Facing its steepest revenue decline in 28 years, the restaurant industry has decided to appeal to its customers' baser instincts. Offering more and cheaper drink specials, extended happy hours, and all-you-can-drink promotions, eateries from Chili's to Morton's are moving to pull in customers with deals that often seem too good to be true.
Conventional wisdom holds that sin stocks -- alcohol, tobacco, and gambling -- are recession-proof: that financial downturns lead consumers to drown their woes in a cocktail of stimulants, depressants, and other distractions. The truth is far more complex: sin stocks are resistant to economic downturns, but not immune. Consumers may drink more in hard times -- but they try to drink on the cheap.
Lately, that's meant a shift from brand-name booze. While alcohol sales by volume increased by 1.5 percent between 2008 and 2009, liquor-store owners reported that their profit margin shrank as customers increasingly focused on non-premium brands.
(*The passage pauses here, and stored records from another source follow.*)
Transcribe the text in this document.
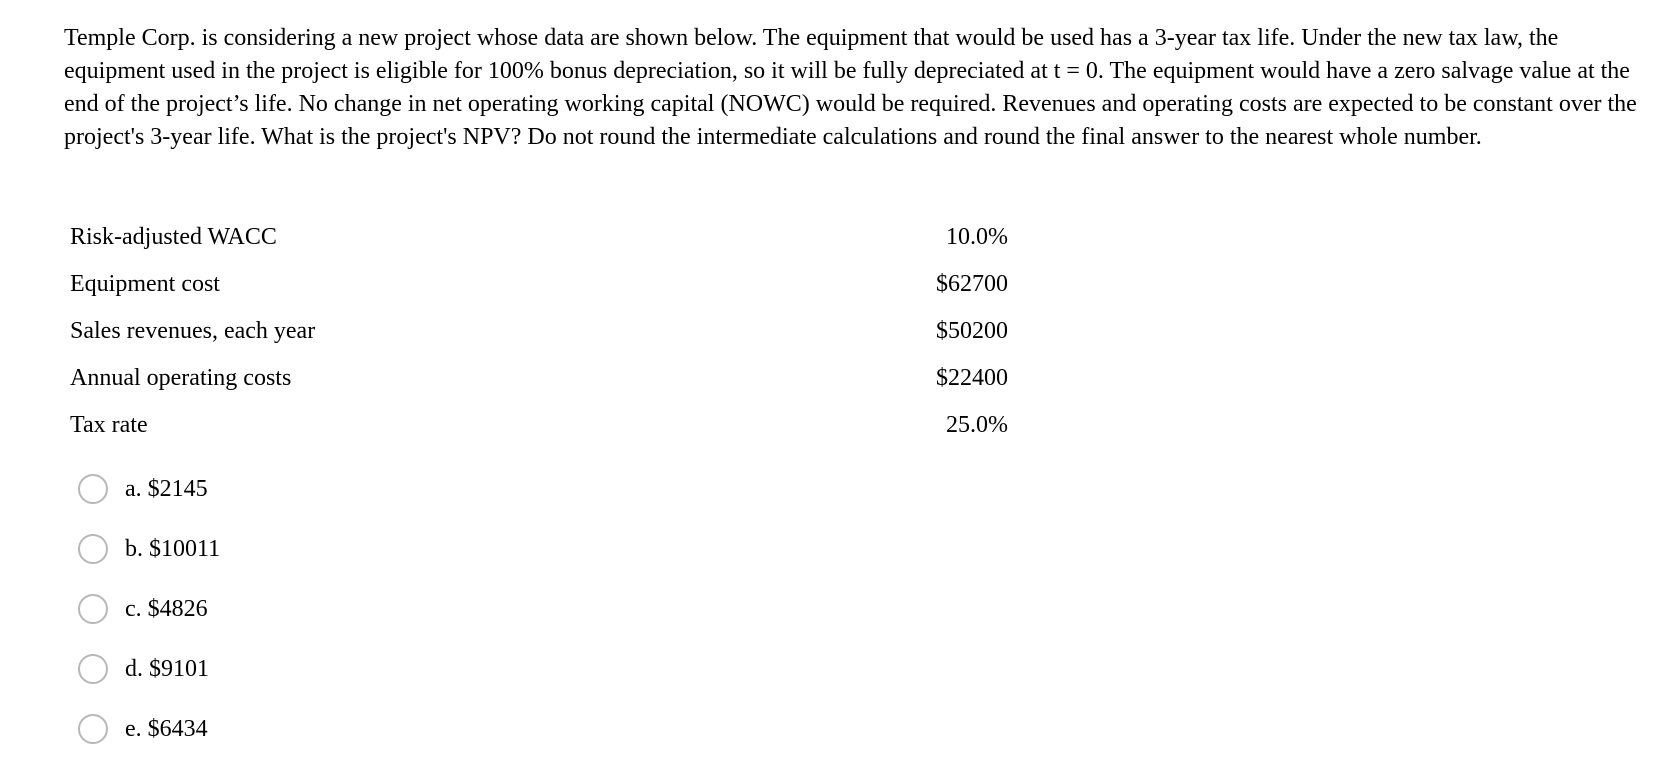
Temple Corp. is considering a new project whose data are shown below. The equipment that would be used has a 3-year tax life. Under the new tax law, the equipment used in the project is eligible for 100% bonus depreciation, so it will be fully depreciated at t = 0. The equipment would have a zero salvage value at the end of the project’s life. No change in net operating working capital (NOWC) would be required. Revenues and operating costs are expected to be constant over the project's 3-year life. What is the project's NPV? Do not round the intermediate calculations and round the final answer to the nearest whole number.

Risk-adjusted WACC	10.0%
Equipment cost	$62700
Sales revenues, each year	$50200
Annual operating costs	$22400
Tax rate	25.0%
a. $2145
b. $10011
c. $4826
d. $9101
e. $6434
A second recessionary alcohol trend is that, beginning in 2007, more consumers began drinking at home instead of in restaurants. Last year saw a 2.2 percent drop in on-premises drinking, paired with a 2.9 percent increase in off-premises (or home) drinking. In 2009, estimates of the on-premises drop range as high as 10 percent.
For restaurants, this has been devastating. Alcoholic beverages are less labor-intensive and require fewer ingredients than most food items, which makes their bottom line is cheaper. With the addition of a markup that is generally the same or more than comparably-priced menu items, the profit margins on cocktails hover around 30 percent -- roughly double that of food items.
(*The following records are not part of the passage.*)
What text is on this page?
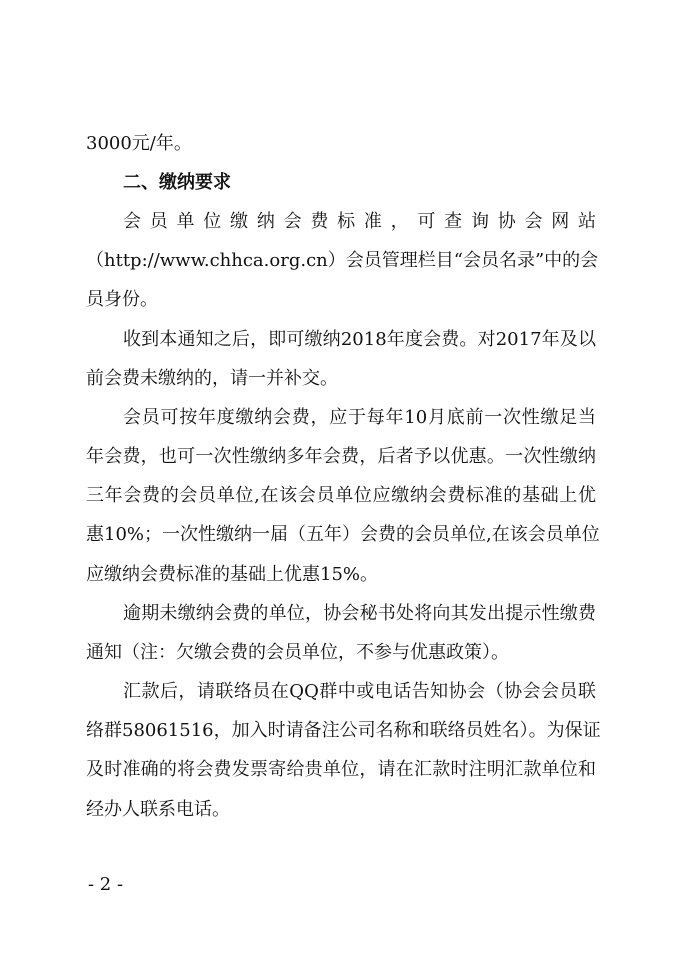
3000元/年。

二、缴纳要求

会员单位缴纳会费标准，可查询协会网站

（http://www.chhca.org.cn）会员管理栏目“会员名录”中的会

员身份。

收到本通知之后，即可缴纳2018年度会费。对2017年及以

前会费未缴纳的，请一并补交。

会员可按年度缴纳会费，应于每年10月底前一次性缴足当

年会费，也可一次性缴纳多年会费，后者予以优惠。一次性缴纳

三年会费的会员单位,在该会员单位应缴纳会费标准的基础上优

惠10%；一次性缴纳一届（五年）会费的会员单位,在该会员单位

应缴纳会费标准的基础上优惠15%。

逾期未缴纳会费的单位，协会秘书处将向其发出提示性缴费

通知（注：欠缴会费的会员单位，不参与优惠政策）。

汇款后，请联络员在QQ群中或电话告知协会（协会会员联

络群58061516，加入时请备注公司名称和联络员姓名）。为保证

及时准确的将会费发票寄给贵单位，请在汇款时注明汇款单位和

经办人联系电话。

- 2 -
Alcohol consumption -- particularly in suburban and rural areas with less public transportation -- often inspires customers to linger in and order food, further increasing a restaurant's booze bonus. If an establishment can persuade customers to buy a couple of highballs, it can anticipate significant revenues from both the alcohol and from subsequent food sales.
With this in mind, the move toward increased drink specials makes a great deal of sense. To begin with, researchers at the University of Florida and San Diego State University have determined that drink specials encourage customers to drink more than they normally would, which suggests that a narrower per drink profit margin can translate into equal or larger per-customer profits. Add in increased food sales as tipsy customers try to sober up, and the drink special bonus becomes a major recessionary factor.
While economic improvement may spell the end of super-cheap recession drink specials, consumer changes in hard times sometimes linger long after finances improve. Cultural mainstays -- tacos, spaghetti, movie popcorn, soup -- all had their genesis in hard times, yet they're as popular as ever. With that in mind, once Bonefish Grill's $5 highballs and Chilis' $3.99 margaritas bring customers through the door, they'll probably win a permanent place on the menu.